Exploits in software are usually just found by people using debuggers on the software, or looking at the source for mistakes. Hardware exploits are harder to pull off but you can also "look at the source" on hardware as well, though it likely won't get you very far unless you are a chip engineer. Most exploits are simply taking advantage of user stupidity.

 

[Curious Pineapple]

Android hard to develop for? I can take the code I use in Windows, jam it in a Xamarin project and send to my phone via WiFi. Unlike iOS, I don't have to pay the mighty overlords for permission to put MY code on MY device that I paid nearly £1000 for. In addition, it doesn't stop working after a week, or a reboot of the device requiring recompiling and transferring over again.

 

But yeh, really hard to develop for Android and pointless too as it's about to die due to a lack of market share and use.

[Kisai]

10 minutes ago, valdyrgramr said:

But, it isn't dead.  What you're talking about is developmental frustrations meeting, what you believe it is obsolete.  Also, not everyone who jumped from RIM went to Apple.  That's just your own theory.  I and several others that were on said platform prefer Android over ios from the user to development side, and Android is still well and alive.  You're pretty much using the Linux take over logic that you said didn't work.   Also, a lot of your argument is about personal experience and preferences, not factual.   Apple is not factually better when it comes to a user's experience.  That's a personal pref thing.   

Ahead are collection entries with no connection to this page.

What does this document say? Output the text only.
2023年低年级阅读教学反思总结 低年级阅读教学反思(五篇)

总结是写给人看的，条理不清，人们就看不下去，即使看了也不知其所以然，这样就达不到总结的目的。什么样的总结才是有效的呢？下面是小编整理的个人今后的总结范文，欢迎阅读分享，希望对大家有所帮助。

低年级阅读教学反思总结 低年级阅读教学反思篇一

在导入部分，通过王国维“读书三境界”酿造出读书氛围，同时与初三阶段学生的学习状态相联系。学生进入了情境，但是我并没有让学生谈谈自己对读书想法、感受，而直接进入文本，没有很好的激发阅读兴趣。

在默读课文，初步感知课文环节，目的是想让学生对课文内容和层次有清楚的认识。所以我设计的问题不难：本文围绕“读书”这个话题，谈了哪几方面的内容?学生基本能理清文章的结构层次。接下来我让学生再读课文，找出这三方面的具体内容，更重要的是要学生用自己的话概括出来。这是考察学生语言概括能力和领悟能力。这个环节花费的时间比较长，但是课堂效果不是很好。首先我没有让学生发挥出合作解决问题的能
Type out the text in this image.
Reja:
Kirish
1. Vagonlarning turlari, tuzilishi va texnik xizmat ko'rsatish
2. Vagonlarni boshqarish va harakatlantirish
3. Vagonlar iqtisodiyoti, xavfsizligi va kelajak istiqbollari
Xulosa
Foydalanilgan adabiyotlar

That's not the argument I'm making here. What I'm saying is that "Android" itself is rubbish, and the market has been moving against it because of things like GoogleVsOracle and because all those Java bits are still in Android and kneecap it compared to software developed for iOS. This is why middleware like Unity or Apache Cordova ends up being used, because Android is just the worst thing to develop software for. Not even iOS has that much nonsense just to run software.

 

Side-loading and rooting a device aside, there has never been anything but downsides to running Android, and the fact that all Android devices don't even last two years is just another reason why not to invest in the Google ecosystem.

[Curious Pineapple]

10 minutes ago, Kisai said:

Side-loading and rooting a device aside, there has never been anything but downsides to running Android, and the fact that all Android devices don't even last two years is just another reason why not to invest in the Google ecosystem.

Galaxy S2, still supported by many applications. iPhone 5, nahh, Apple says that's too old so you can't run your apps on it any more. Android devices don't last at all.

[Ashley MLP Fangirl]

20 minutes ago, Curious Pineapple said:

Galaxy S2, still supported by many applications. iPhone 5, nahh, Apple says that's too old so you can't run your apps on it any more. Android devices don't last at all.

it's missing features. 

 

what applications are we talking about here. 

 

Android devices last less long if you want an up to date OS with security patches like most people.